Super Dave Osbourne, Lisa, Charlie, JT,
and Annette, our Graphics crews...

In SDO at FR- Mike, Billy & Jeff-
Plus the runners- Simone, Andrea, Elena & Luca...
Y'all were the best!

At the IBC in Torino-
TJ- who I thought had learned his lesson in Athens, back for another
round of night shifts and bad local food.
(At least no pork sushi this time, eh TJ?)

Byron- Audio tech par excellance- another Athens veteran.

Craig Lau- our man at NBC. We run away kicking and screaming, and he just keeps dragging us back...

And our crew-

In Torino-
Daryl "Ned Flanders" Carson
Mitch "The Regulator" Mitchell
Susan "Don't touch the hair" Walker
Bob "The Apostle" Lanham

In Sestriere
Stass "The Codemonkey" Iordanov
Lacey "Rookie" Koerner
"Smilin' Dave" Kananen

In Sauze d'Oulx
Mark "Spongemark Squarehands" Moore

In Jacksonville
Paul "Kapusta" Podkulski
John "Croc" Sarmie
"Dr. Rob" Ayres
David "Special K" Kazebee

Ned Manchu sez:

See you on the Great Wall - Bejing 2008!

Famous the Technician out-

Wednesday, March 01, 2006

It has been a year now...

"Hey boy, you need a haircut. You look like a chrysanthemum."

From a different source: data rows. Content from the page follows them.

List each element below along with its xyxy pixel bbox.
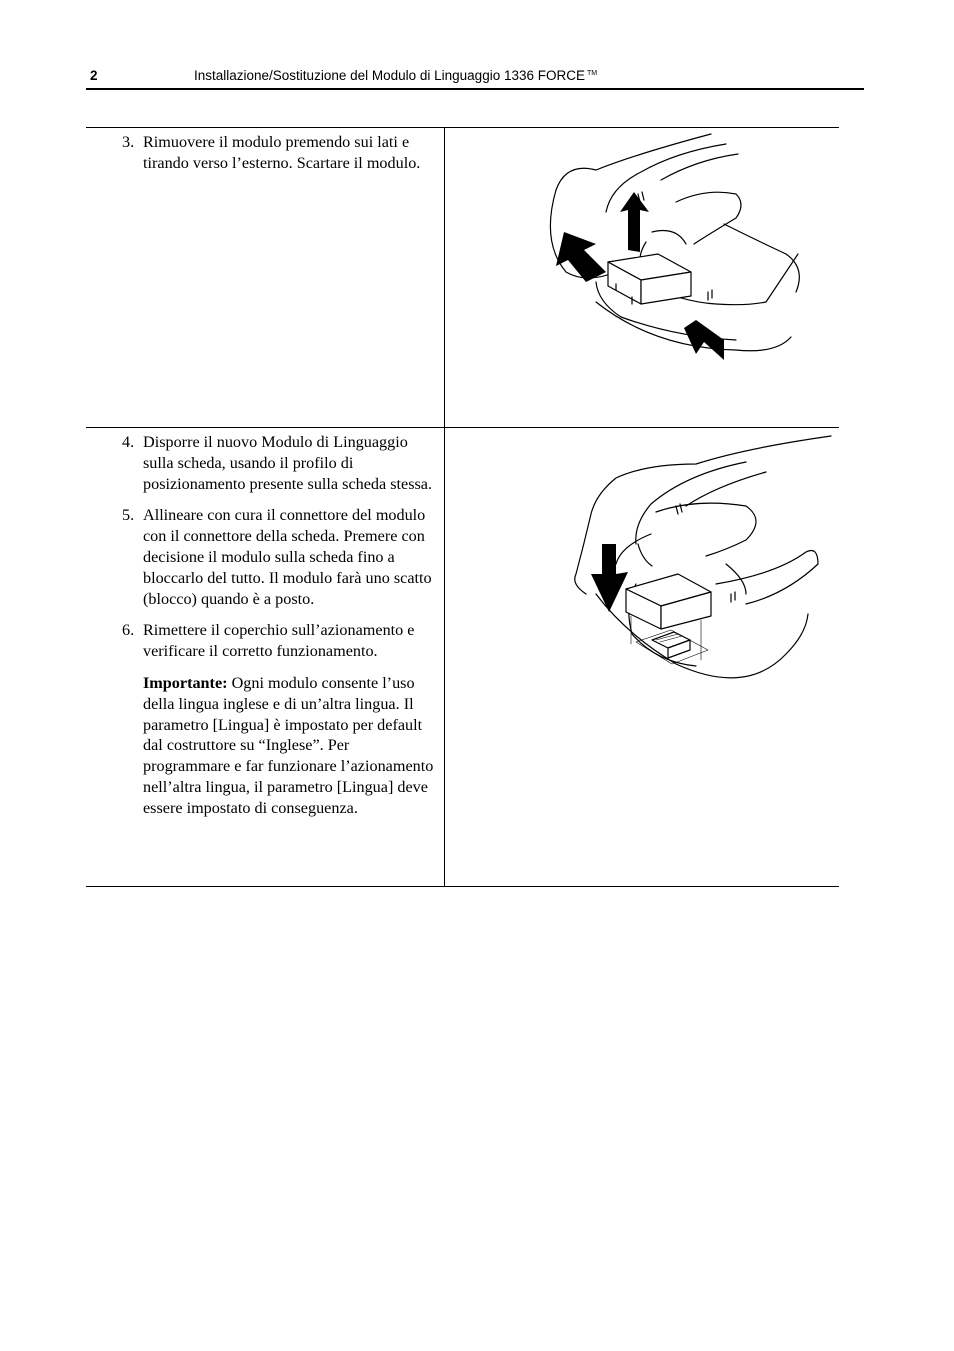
page-number: 2 <box>90 68 98 83</box>
page-header <box>86 66 864 90</box>
step-5 <box>122 505 438 609</box>
instruction-row-install <box>86 427 839 887</box>
step-number: 3. <box>122 133 135 151</box>
step-number: 5. <box>122 506 135 525</box>
step-text: Rimuovere il modulo premendo sui lati e tirando verso l’esterno. Scartare il modulo. <box>143 133 421 172</box>
step-4 <box>122 432 438 494</box>
arrow-up-icon <box>620 192 649 252</box>
step-number: 4. <box>122 433 135 451</box>
column-divider <box>444 428 445 886</box>
arrow-left-press-icon <box>556 232 606 282</box>
remove-module-illustration <box>446 132 836 372</box>
instruction-text-cell <box>122 132 438 185</box>
note-text: Ogni modulo consente l’uso della lingua inglese e di un’altra lingua. Il parametro [Lingua] è impostato per default dal costruttore su “Inglese”. Per programmare e far funzionare l’azionamento nell’altra lingua, il parametro [Lingua] deve essere impostato di conseguenza. <box>143 673 434 817</box>
arrow-right-press-icon <box>684 320 724 360</box>
important-note <box>143 673 438 819</box>
running-title: Installazione/Sostituzione del Modulo di Linguaggio 1336 FORCE ™ <box>194 68 598 83</box>
instruction-text-cell <box>122 432 438 819</box>
arrow-down-icon <box>591 544 628 612</box>
step-text: Allineare con cura il connettore del modulo con il connettore della scheda. Premere con decisione il modulo sulla scheda fino a bloccarlo del tutto. Il modulo farà uno scatto (blocco) quando è a posto. <box>143 506 432 608</box>
step-6 <box>122 620 438 662</box>
trademark-mark: TM <box>587 69 598 77</box>
note-label: Importante: <box>143 673 228 692</box>
instruction-row-remove <box>86 127 839 428</box>
column-divider <box>444 128 445 428</box>
install-module-illustration <box>446 434 836 704</box>
step-text: Disporre il nuovo Modulo di Linguaggio sulla scheda, usando il profilo di posizionamento presente sulla scheda stessa. <box>143 433 433 493</box>
step-number: 6. <box>122 621 135 640</box>
step-text: Rimettere il coperchio sull’azionamento e verificare il corretto funzionamento. <box>143 621 415 661</box>
step-3 <box>122 132 438 174</box>
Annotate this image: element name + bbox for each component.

Last time I got a haircut I was in Orange, California.
Working the challenger tennis event at Ridgeline Country Club
up in Orange Park- outside Anaheim Hills.

Do you think it is getting a little long?

Just as a point of reference, I'm the one in the back, with the blue jacket.
The other blonde is Tina Dixon, the girl who did the athlete interviews for snowboarding on NBC.